I used to equate these long hours with progress, but now I mostly see them as debt just waiting to be paid down. The idea that a good day means pushing through to exhaustion doesn’t hold anymore and I find that it’s better to stop while you still know what’s next.
I’ve started working in shorter stints. The context stays tighter, and I’m less likely to find myself walking into dead ends or end up on wild goose chases. Through maturity I’ve learned to pause when I lose focus and I now find the gaps in between have become useful. A walk, a few notes, small resets do more for clarity than I find another hour at the keyboard ever did.
Planning, reorganizing folders, sketching next steps before touching code.
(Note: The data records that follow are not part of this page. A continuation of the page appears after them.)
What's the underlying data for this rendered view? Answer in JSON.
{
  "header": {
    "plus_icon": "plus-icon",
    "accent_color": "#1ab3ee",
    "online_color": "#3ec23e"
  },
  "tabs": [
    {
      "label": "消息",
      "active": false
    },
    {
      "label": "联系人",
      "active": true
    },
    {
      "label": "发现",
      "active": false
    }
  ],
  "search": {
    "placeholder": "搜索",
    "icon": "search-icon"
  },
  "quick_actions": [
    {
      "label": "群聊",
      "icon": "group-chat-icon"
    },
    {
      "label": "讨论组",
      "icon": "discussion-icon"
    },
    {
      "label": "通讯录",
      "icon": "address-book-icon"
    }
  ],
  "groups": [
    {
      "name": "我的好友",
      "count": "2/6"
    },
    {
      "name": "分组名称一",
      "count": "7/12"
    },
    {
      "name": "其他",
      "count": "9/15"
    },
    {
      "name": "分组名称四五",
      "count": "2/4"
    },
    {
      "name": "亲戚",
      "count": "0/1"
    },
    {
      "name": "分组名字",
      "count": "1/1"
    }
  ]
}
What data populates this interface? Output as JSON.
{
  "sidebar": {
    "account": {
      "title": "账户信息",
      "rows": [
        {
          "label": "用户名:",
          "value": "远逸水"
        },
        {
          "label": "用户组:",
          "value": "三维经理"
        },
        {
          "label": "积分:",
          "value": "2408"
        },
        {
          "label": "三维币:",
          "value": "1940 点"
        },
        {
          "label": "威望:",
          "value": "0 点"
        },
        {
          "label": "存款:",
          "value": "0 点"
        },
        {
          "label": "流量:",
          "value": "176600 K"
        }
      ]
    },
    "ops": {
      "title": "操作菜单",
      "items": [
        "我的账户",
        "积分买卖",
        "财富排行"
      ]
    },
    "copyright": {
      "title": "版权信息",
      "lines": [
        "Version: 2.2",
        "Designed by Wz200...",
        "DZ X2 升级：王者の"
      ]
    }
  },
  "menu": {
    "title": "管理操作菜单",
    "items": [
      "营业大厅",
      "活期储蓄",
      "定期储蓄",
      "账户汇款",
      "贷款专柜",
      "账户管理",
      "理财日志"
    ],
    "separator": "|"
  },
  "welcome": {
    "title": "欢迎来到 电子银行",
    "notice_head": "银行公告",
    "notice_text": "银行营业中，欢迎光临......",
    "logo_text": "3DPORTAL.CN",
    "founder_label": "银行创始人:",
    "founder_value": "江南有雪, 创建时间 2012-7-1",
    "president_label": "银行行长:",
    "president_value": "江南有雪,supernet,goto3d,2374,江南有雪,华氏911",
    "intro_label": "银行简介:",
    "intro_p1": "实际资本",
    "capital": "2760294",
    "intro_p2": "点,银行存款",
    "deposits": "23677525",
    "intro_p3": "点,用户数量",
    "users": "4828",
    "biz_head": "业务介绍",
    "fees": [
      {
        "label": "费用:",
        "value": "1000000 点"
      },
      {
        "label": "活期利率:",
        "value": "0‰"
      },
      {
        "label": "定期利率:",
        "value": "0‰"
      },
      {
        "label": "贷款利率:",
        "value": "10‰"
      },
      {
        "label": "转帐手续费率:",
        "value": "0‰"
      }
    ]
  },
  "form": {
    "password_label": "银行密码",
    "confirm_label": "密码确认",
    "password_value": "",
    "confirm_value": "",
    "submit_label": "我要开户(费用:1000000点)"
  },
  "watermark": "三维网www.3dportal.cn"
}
None of it looks productive in the moment, but it makes the rest of the work go smoother. Most of the chaos comes from skipping this part and I’m finding my new found patience pays dividends on the backend.
Messages and meetings still happen, but they don’t set the pace anymore. I answer things in batches and let the rest wait. Most of what feels urgent rarely is. It reminds me of that moment in Halt and Catch Fire when Joe MacMillan wipes the whiteboard clean and Ryan gets upset. Joe tells him it doesn’t matter — whatever was important, they’ll remember.
The shape of work now is slower but steadier. Mornings carry the heavy lifting, afternoons taper off, nights are mostly for everything else (posts like these!) enough structure to keep moving forward without burning through it all at once.